Cette nouvelle n'enchantait pas Mélanie. Elle détestait prolonger le contact avec les autres; c'était tout simplement trop fatigant. Elle annonça qu'elle allait faire un tour dans leur jardin pour se dégourdir les jambes et sa mère lui demanda de revenir pour manger ; elle avait une quinzaine de minutes devant elle.

Mélanie se balada devant la porte-fenêtre du salon, observant les rapaces qui planaient puis plongeaient dans les cimes alentour, en ce début d'après-midi d'automne.
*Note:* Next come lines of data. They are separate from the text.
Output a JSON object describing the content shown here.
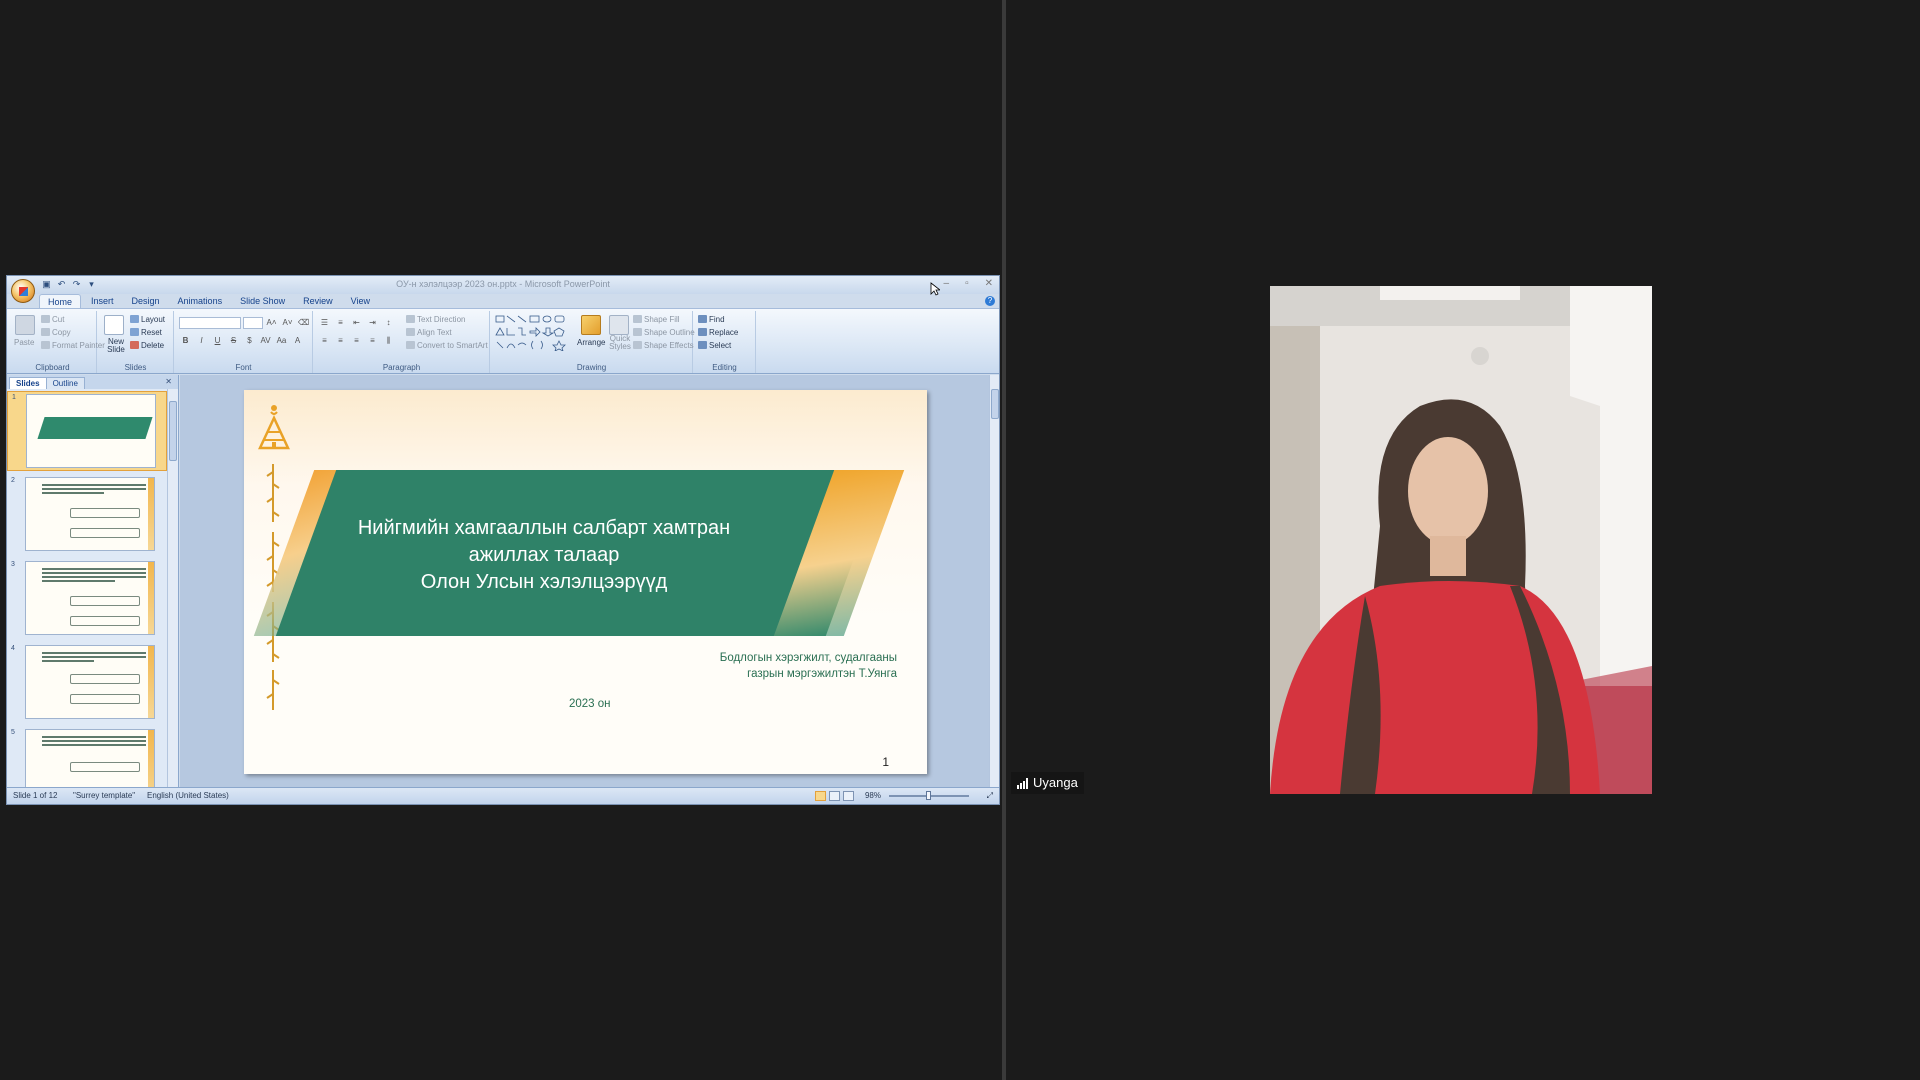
{
  "window": {
    "title": "ОУ-н хэлэлцээр 2023 он.pptx - Microsoft PowerPoint"
  },
  "ribbon": {
    "tabs": [
      "Home",
      "Insert",
      "Design",
      "Animations",
      "Slide Show",
      "Review",
      "View"
    ],
    "clipboard": {
      "paste": "Paste",
      "cut": "Cut",
      "copy": "Copy",
      "format_painter": "Format Painter",
      "label": "Clipboard"
    },
    "slides_group": {
      "new_slide": "New Slide",
      "layout": "Layout",
      "reset": "Reset",
      "delete": "Delete",
      "label": "Slides"
    },
    "font_group": {
      "label": "Font"
    },
    "paragraph_group": {
      "text_direction": "Text Direction",
      "align_text": "Align Text",
      "convert_smartart": "Convert to SmartArt",
      "label": "Paragraph"
    },
    "drawing_group": {
      "arrange": "Arrange",
      "quick_styles": "Quick Styles",
      "shape_fill": "Shape Fill",
      "shape_outline": "Shape Outline",
      "shape_effects": "Shape Effects",
      "label": "Drawing"
    },
    "editing_group": {
      "find": "Find",
      "replace": "Replace",
      "select": "Select",
      "label": "Editing"
    }
  },
  "slides_panel": {
    "tabs": [
      "Slides",
      "Outline"
    ],
    "thumb_numbers": [
      "1",
      "2",
      "3",
      "4",
      "5"
    ]
  },
  "slide": {
    "title_line1": "Нийгмийн хамгааллын салбарт хамтран",
    "title_line2": "ажиллах талаар",
    "title_line3": "Олон Улсын хэлэлцээрүүд",
    "subtitle_line1": "Бодлогын хэрэгжилт, судалгааны",
    "subtitle_line2": "газрын мэргэжилтэн Т.Уянга",
    "year": "2023 он",
    "page_number": "1"
  },
  "status": {
    "slide_of": "Slide 1 of 12",
    "template": "\"Surrey template\"",
    "language": "English (United States)",
    "zoom": "98%"
  },
  "participant": {
    "name": "Uyanga"
  },
  "colors": {
    "band_green": "#2f8268",
    "accent_gold": "#f0a62e",
    "text_green": "#2a6f52"
  }
}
Elle avait enfilé des chaussures en tissu à la vas-vite, et laissait les brins d'herbe lui chatouiller ses chevilles mal couvertes par son jean.

Elle prenait garde de ne pas traîner des pieds lorsqu'elle croisait des rochers: elle ne pourrait pas se rattraper sur ses mains si elle tombait. Elle s'approchait de la barrière de pins qui formait un arc de cercle devant leur grande demeure. Des épines éparpillées craquaient sous ses chaussures, formant un parterre qui s'épaississait à mesure que les arbres se densifiaient. Alors qu'elle allait emprunter un petit chemin qu'elle suivait habituellement pour avancer sans s'enfoncer loin du jardin, elle crut capter la même impression qu'elle avait eu à l'hôpital, à son réveil.

Elle avait un étrange sentiment depuis quelques minutes, l'impression qu'une chose bougeait derrière les souches écorchés. En s'approchant, elle avait distingué une ombre furtive entre les feuilles, encore denses à cette période. Elle tourna autour d'un tronc d'arbre avant de finalement se stopper net dans sa marche : quelqu'un était là, tourné vers elle, adossé à un haut pin, et une cinquantaine de mètres à peine les séparaient.